JUST AS A MOTHER DOLPHIN
has a nursemaid dolphin there at her side to assist her at birth and protect her from predators, I had Marlena.

She had arrived earlier that morning to surprise me and, after our interrupted phone call, she headed directly to the hospital mentioned in my letter. The labor was short for a first-timer like me, but that didn’t surprise me. It fit my nature of always being in a hurry.

But no one had prepared me for two hours of pushing. I imagined three maybe four pushes and out with the baby. I’ve never feared death before, but as I pushed for two agonizing hours, I wondered whether my baby might be without a mother, just like I was as a baby. And in those two hours, I didn’t want to think about anything beautiful or relaxing, and once I wondered whether my boss was upset with the headline I included with the story I tossed his way:

WHY WOMEN HATE MEN

Maybe he’d find it comical. It wasn’t my job to write headlines, anyway, so he would know I was only kidding. Someone else wrote the headlines. I just wrote the stories. But as I pushed again and again, feeling the veins under my eyes nearly bursting and wrinkles forming on my face, I couldn’t stop myself from hating Josh more than I hated pointy shoes, sleeping in rollers, making meatloaf, and poking slimy raw bait on a hook. How dare
him love me like that, then leave me the next morning, having no idea of the pain he was causing me, or what I was going through because of our night together.

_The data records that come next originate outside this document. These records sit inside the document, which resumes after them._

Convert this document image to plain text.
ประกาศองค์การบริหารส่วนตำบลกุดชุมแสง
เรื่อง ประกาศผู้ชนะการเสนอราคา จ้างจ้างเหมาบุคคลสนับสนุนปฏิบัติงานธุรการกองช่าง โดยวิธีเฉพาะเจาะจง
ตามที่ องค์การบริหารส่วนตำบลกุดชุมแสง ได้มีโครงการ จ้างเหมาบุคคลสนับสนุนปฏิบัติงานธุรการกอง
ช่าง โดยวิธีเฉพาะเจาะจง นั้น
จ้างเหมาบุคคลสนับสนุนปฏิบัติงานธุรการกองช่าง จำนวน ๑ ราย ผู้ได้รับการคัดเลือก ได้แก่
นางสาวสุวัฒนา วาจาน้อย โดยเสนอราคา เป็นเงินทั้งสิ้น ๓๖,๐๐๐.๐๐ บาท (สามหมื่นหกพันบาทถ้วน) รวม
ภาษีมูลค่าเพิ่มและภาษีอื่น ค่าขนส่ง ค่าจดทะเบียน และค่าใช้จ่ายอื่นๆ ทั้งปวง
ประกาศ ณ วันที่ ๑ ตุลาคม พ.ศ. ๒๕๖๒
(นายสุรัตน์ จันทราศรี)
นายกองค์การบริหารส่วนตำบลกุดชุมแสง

“I vow I will never go near another man again,” I yelled to Marlena between pushes and breaths.

“That’s what we all say,” said the nurse. “Give it time. You will.”

Between pushes, I considered joining that newly organized woman’s movement. I’d give them a call next week. I was angry with Josh for making me feel pain and with men in general for making me work on the day I gave birth, so I wanted to be one of those women to push the door down.

Instead, I pushed a baby into the world and suddenly my anger vanished. When the nurses handed me Jack, he was wrapped snuggly in a blanket like a burrito, and I was filled with a kind of love I had never felt before. As I touched his cheek to mine, I would do anything for this little person, anything to make his world good. I cried my eyes out because I loved him. And I loved his father too.

“Oh, Lydia,” Marlena said as she held Jack for the first time. “He looks like a newborn pelican with the thin white fuzz atop his head.”